Most period pieces try to recreate a time and place for exactly how it was. Or at least, exactly how the creators remember it when a work is semi-autobiographical. But sometimes, a special movie tries to imagine its history just a little differently than perhaps the collective consciousness may have experienced it. An imagined history like Dìdi by Sean Wang is one of my favorite kinds of movies because it jars you with just how accurately crude it was being 14 in 2008 but with just a tiny bit of a rewrite.
Chris Wang (Izaac Wang) is just like every other boy he knows. He’s obsessed with seeking attention, convinced he knows everything, desperately trying to seem cool for older kids and girls, and interminably mean to his mother. But he’s also compassionate and capable of critically reflecting on the influences around him and changing his behavior accordingly. The accuracy of the language the kids use, the Facebook typos, and the casual homophobia is uncanny and frankly, upsetting. Whenever the movie shows a Google search or a YouTube video, it feels like you’re transported back to not only the place and time but the exact person you were in that moment. Being just about the same age Chris was in 2008 when the movie takes place, every single aspect of his life down to the Are You Nervous Game could not possibly have rung more true.

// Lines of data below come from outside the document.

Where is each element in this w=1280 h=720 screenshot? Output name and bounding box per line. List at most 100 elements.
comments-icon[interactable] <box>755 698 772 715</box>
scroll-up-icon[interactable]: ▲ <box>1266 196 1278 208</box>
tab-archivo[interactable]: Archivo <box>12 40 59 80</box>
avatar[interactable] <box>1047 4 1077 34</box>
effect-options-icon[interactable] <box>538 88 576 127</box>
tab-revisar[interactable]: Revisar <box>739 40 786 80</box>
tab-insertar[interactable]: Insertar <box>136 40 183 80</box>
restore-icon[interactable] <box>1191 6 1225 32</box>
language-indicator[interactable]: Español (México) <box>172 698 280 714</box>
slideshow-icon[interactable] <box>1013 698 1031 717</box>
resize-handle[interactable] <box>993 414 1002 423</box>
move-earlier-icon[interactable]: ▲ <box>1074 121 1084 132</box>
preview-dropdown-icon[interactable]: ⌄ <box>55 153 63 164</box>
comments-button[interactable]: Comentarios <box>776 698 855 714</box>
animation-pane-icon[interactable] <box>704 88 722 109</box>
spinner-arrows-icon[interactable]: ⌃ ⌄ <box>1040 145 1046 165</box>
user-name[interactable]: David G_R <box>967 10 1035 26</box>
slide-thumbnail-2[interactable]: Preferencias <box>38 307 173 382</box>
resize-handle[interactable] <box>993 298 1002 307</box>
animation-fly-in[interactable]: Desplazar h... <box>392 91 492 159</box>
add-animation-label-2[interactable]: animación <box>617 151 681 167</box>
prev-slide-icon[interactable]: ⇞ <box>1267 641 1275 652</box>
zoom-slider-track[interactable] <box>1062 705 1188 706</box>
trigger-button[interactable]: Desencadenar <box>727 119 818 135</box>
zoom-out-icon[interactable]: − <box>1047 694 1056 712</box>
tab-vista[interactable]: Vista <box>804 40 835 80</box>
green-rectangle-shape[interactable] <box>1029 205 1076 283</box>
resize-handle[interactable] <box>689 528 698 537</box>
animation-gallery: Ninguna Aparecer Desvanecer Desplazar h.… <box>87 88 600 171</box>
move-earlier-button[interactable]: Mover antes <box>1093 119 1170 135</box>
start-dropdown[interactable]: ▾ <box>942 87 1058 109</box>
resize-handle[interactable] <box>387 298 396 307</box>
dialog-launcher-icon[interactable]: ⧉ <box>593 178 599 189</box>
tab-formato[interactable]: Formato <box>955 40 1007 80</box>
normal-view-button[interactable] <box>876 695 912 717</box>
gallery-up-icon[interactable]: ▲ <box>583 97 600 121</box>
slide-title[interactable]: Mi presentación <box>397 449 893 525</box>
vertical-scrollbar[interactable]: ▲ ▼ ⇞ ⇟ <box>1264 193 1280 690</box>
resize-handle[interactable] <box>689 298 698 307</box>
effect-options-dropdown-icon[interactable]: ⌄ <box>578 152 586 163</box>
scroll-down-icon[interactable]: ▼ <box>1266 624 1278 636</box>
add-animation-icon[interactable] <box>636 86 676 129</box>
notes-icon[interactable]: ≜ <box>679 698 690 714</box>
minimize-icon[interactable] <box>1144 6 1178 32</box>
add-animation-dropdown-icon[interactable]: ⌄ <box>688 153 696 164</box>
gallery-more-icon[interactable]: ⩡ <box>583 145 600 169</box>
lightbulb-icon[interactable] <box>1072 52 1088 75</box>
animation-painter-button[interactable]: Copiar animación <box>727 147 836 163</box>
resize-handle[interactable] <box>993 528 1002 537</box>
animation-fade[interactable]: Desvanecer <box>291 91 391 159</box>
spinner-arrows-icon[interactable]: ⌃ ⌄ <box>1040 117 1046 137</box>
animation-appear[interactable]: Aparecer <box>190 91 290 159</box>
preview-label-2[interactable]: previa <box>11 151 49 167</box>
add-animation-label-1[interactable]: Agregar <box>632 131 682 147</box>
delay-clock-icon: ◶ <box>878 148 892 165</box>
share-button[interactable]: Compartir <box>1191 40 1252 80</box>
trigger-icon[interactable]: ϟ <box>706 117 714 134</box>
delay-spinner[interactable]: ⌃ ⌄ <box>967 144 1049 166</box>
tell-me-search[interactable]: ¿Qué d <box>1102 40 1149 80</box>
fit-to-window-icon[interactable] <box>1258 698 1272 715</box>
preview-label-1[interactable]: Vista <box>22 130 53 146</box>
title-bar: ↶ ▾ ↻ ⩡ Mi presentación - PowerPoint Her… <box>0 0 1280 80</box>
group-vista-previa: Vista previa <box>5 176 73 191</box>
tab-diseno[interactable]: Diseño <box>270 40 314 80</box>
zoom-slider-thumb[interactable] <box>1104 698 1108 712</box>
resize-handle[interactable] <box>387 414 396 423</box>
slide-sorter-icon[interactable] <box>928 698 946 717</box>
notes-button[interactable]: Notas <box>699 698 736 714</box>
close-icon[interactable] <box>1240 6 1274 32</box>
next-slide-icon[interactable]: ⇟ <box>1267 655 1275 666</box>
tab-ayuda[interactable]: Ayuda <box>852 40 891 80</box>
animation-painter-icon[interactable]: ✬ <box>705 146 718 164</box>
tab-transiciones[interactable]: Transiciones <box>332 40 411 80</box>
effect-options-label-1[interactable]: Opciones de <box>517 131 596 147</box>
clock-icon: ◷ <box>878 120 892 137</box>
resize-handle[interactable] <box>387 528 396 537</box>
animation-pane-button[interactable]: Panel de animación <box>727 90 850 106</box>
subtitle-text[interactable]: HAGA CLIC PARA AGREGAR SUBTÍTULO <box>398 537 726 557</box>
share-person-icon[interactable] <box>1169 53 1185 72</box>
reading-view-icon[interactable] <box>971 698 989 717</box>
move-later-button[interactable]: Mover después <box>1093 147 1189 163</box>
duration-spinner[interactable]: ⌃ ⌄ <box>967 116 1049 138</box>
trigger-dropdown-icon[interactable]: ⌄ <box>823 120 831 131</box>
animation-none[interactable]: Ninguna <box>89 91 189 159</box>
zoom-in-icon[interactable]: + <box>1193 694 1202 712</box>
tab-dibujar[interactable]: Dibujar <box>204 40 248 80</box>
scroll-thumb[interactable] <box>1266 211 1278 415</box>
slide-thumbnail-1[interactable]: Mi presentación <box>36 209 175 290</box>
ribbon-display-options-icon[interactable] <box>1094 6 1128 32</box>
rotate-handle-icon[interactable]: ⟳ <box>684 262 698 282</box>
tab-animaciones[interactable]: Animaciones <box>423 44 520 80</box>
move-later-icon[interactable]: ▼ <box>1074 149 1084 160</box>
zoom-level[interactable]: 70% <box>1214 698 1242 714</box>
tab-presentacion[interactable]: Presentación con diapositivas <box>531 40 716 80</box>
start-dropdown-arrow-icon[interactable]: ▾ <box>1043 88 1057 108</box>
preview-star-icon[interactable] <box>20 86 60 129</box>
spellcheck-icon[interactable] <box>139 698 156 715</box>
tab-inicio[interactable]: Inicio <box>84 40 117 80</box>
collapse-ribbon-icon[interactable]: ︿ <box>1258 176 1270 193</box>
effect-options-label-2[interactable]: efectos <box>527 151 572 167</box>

So when an older boy tells Chris to be nicer to his mom (Joan Chen) in a way that late 2000s irony never would have made possible in real life, you’re so locked into the version of the past you remember yourself that it’s as if something like that really could have happened. Moreover, maybe a few moments of self-reflection could have changed your relationship with your older sister or your mother at 14 too?
That’s the incredible and impressive power of Dìdi. It ever so slightly imagines a different reality than we could imagine on our own. But it’s also only possible because Wang and Chen play their roles so excellently. Wang is wound tight and so clearly in need of a treadmill and a hug at the same time. He has boundless energy with nowhere to put it half the time, but he also feels deeply. When his friends get him into a situation with a girl in their class that starts fun but quickly turns awkward, Chris is quickly and sweetly attuned to what’s wrong and wishes he could do something about it. He just doesn’t have the language, and even if he did, being a 9th-grade boy would certainly defeat him first.
The quiet power of Chen’s performance as Chris’s mom seals the whole deal, though. Every moment where she struggles to give her children exactly what they need to thrive is crushing. And made even more so by the scenes she shares with her own mother (Chang Li Hua). They make clear the origin of her discontent and drive to be a good parent. They also offer Chris the rare opportunity to continue seeing his mother as a person, not just worthy of his innate love but also his respect. Some of their final words exchanged together elevate the entire movie.
Dìdi belongs to a rare category of movies I call “Movies That Make Me Want To Be A Parent.” As I’ve become older and spent longer working with kids professionally, the parents of coming-of-age movies have become more and more fascinating to me. Often, parents are depicted as annoying or naive. Even when they’re trying their best, we can’t help but wish they’d stop. Dìdi offers the precious opportunity to watch a mother struggle but still come out as the hero. Rather than being irritated by her shortcomings, they’re inspiring. She makes it feel like you don’t have to be perfect to be a good parent. And, she helps illustrate some of the ways that perhaps a modern parent can do things a little differently.
Dìdi is an excellent coming-of-age period piece. The way it places you firmly in 2008 is uncanny, but the way it tells that history just slightly differently than how it probably was is perfect. We all deserve to be able to look at difficult times in our lives with fondness while imagining how it could have been just a little better. It’s creative, it’s healing, and in Dìdi’s case, very well acted as well.
Dìdi screened as a part of Sundance 2024.
Dìdi is an excellent coming-of-age period piece. The way it places you firmly in 2008 is uncanny, but the way it tells that history just slightly differently than how it probably was is perfect.